O objetivo deste texto é o de revisitar o debate sobre a emergência e desenvolvimento dos sistemas de proteção social nos países latino-americanos. Enfatizamos a singularidade do subdesenvolvimento econômico em relação à dinâmica dos países capitalistas avançados para depois apresentar tipologias que procuram captar, em diálogo com o debate internacional, as especificidades dos modelos de proteção social na região. A hipótese que se coloca é que houve na primeira década do século XXI um movimento das políticas sociais em direção do enfrentamento da realidade do atraso e da desigualdade estrutural nos países, para isso utilizamos de uma abordagem histórica com base em dados quantitativos da Comissão Econômica para a América Latina e o Caribe (CEPAL).
Depois de uma década ímpar nos indicadores econômicos e sociais, a América Latina atravessa um cenário complexo, onde avanços importantes podem ser freados pela baixa perspectiva do crescimento econômico na região, segundo a CEPAL (2017), o crescimento médio deve ser de 2,2%, em 2018. Além do problema econômico, os avanços liderados pelos governos progressistas ao longo da última década parecem ter chegado ao limite em muitos países da região, sendo ilustrativos os casos de Argentina, Brasil e Equador.
Não devemos assumir que as políticas sociais fomentadas superaram em sua totalidade as situações do atraso, nem que não sejam válidas por isso, porém deve ser pensado que processos históricos de longo impacto criam estruturas nas quais a desigualdade e a pobreza se reproduzem cotidianamente e que a maneira de enfrentá-las está relacionada à posição estratégica do Estado e à combinação de políticas sociais universais.

  1. EMERGÊNCIA E DESENVOLVIMENTO DOS MODERNOS SISTEMAS DE PROTEÇÃO SOCIAL

Expressas em duas grandes obras, o contexto histórico fornece um aspecto adequado para observarmos a natureza das tensões incrustadas na ordem social capitalista.

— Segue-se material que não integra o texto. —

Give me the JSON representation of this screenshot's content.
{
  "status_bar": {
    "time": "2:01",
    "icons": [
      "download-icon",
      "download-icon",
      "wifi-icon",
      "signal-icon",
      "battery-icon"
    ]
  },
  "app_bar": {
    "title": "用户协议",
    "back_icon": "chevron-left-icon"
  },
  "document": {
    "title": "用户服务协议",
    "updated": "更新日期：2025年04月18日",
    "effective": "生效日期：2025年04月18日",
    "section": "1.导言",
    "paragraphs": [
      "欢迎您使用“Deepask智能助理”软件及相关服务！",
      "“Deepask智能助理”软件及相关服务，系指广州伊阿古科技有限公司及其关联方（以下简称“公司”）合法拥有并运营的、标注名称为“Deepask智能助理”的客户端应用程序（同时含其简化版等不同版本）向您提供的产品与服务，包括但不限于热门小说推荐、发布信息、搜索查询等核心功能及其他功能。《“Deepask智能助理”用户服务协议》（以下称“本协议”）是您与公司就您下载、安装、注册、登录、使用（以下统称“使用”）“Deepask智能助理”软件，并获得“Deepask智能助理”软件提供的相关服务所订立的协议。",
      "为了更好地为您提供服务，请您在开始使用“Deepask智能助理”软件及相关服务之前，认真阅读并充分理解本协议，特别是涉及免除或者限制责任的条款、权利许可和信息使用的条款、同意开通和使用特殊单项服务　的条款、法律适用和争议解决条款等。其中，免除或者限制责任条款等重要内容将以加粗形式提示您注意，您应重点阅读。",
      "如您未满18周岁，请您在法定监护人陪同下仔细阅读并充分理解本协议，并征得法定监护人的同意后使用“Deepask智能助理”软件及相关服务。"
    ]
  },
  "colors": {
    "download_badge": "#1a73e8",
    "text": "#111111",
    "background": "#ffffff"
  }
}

Em A grande transformação, de Karl Polanyi (1980), a história social do século XIX é o resultado de um duplo movimento, correspondendo à ação de dois princípios organizadores da sociedade, assentados em forças sociais distintas, com objetivos e métodos próprios. A visão de uma economia de mercado autorregulada é por este classificada como uma utopia que implica a mercadorização dos seres humanos, natureza e dinheiro. Deste modo, o movimento de expansão do mercado teria enfrentado um contra movimento que o procurava limitar, um movimento de autoproteção da sociedade.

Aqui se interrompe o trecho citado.